Lynn Fung, director of the Liang Yi Museum, is a busy woman. Having closed a special exhibition from the Victoria and Albert Museum in August, she is working hard to host exhibitions from global museums. She has a lot of space to fill. Despite the modest gallery and the reception desk on the ground floor, the Liang Yi museum is four storeys high and nearly covers a city block.
This private museum on Hollywood Road in Sheung Wan, Hong Kong, displays her family’s fine collection of Ming and Qing Chinese antique furniture alongside an assortment of European ladies’ vanity pieces made in the finest design houses, including Cartier, Boucheron and Van Cleef & Arpels. There are also pieces made after the second world war from Russia and the United States.

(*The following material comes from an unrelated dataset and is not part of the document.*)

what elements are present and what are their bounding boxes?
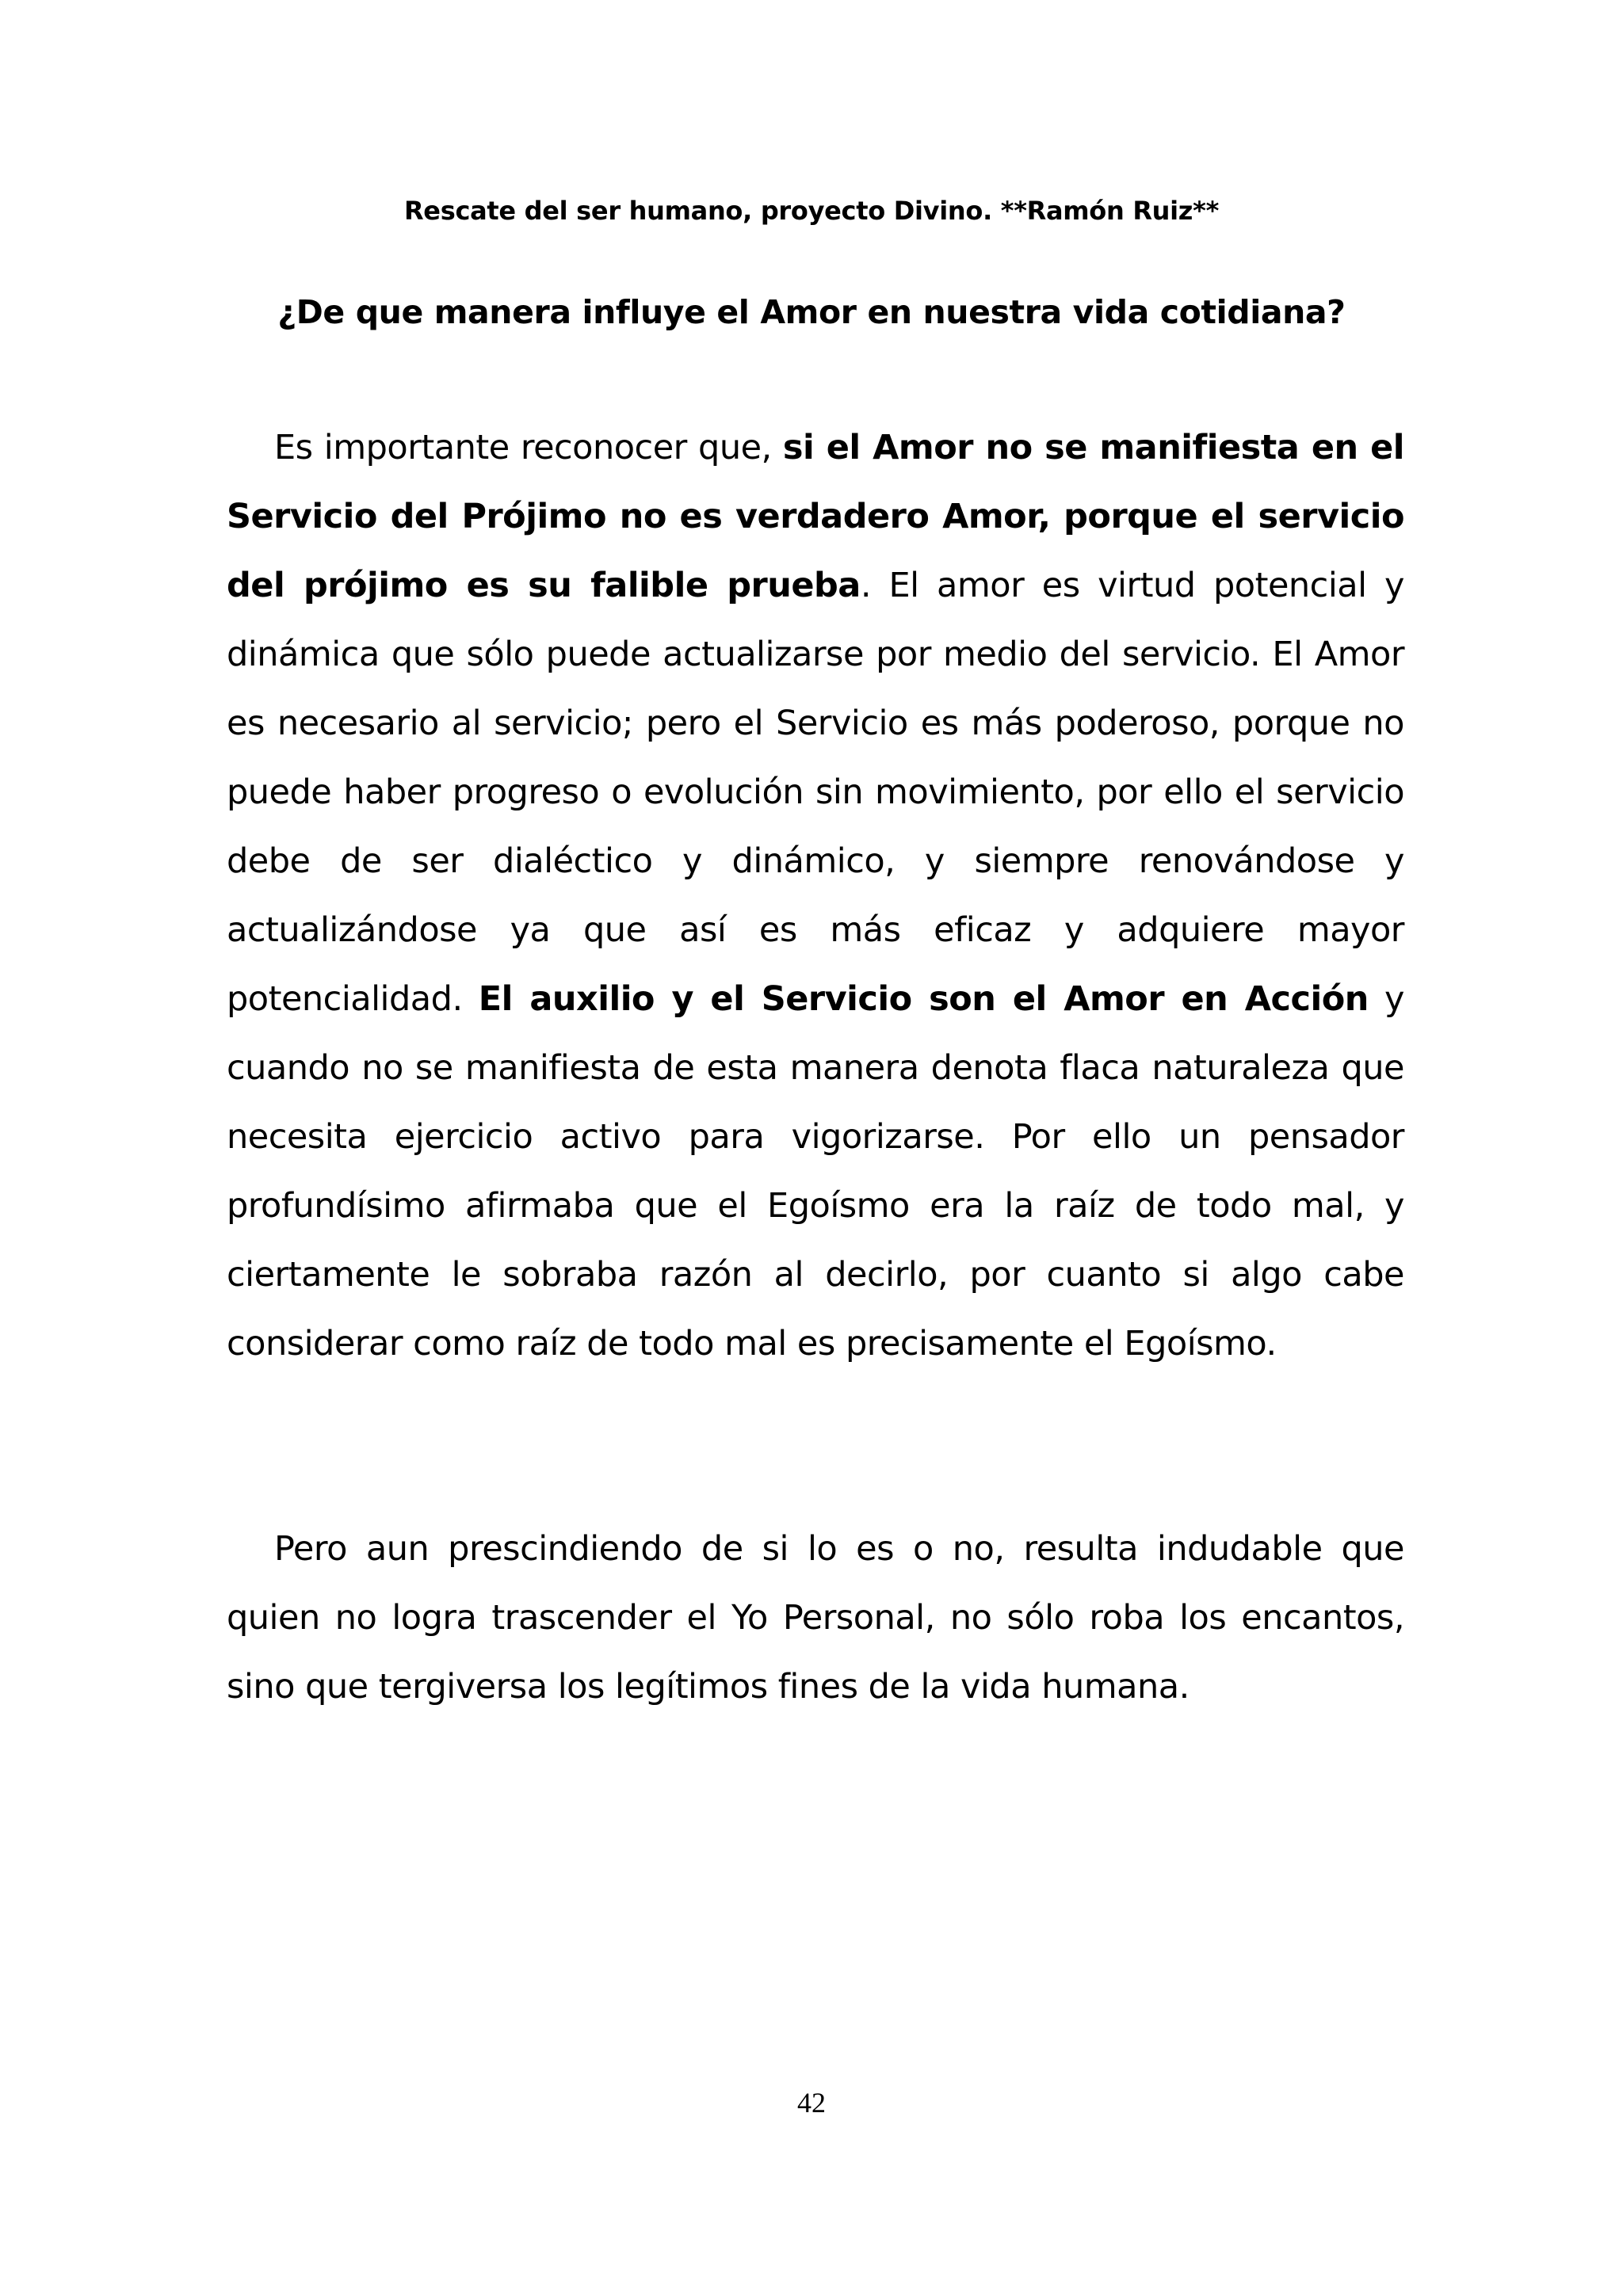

These collections are open for viewing at the museum by appointment only for HK$200. For that sum, the visitor gets a leisurely, intimate look at the passions of the patriarch of the family, Peter Fung, who carefully put the collections together in the 20th century.
Fung encourages her patrons to sit on the furniture and to touch it — something that increases appreciation of the fine craftsmanship and rare wood used. Some of the 450 jewelled boxes, bags and cigarette holders are in handsome display cases upstairs.
“These exceptional pieces were practical, yet a symbol of femininity coming out of a very turbulent period of history,” Fung told FinanceAsia. “My father bought the first one for my mother who said that it should be in a museum. That might have been the germ that prompted him to collect them at international auctions.”
The furniture, which was used on a regular basis by Fung’s family when she was a child, is enough to complement any special exhibition the Liang Yi museum hosts, Fung said. That should not come as a great surprise: there are over 400 pieces in the collection, from different places and different times.
She remarked that the museum is the family giving back to the community. She said, “The items here are not for sale so people relax a bit and ask questions”.
Visitors could be forgiven for asking the obvious question: Where shall I sit?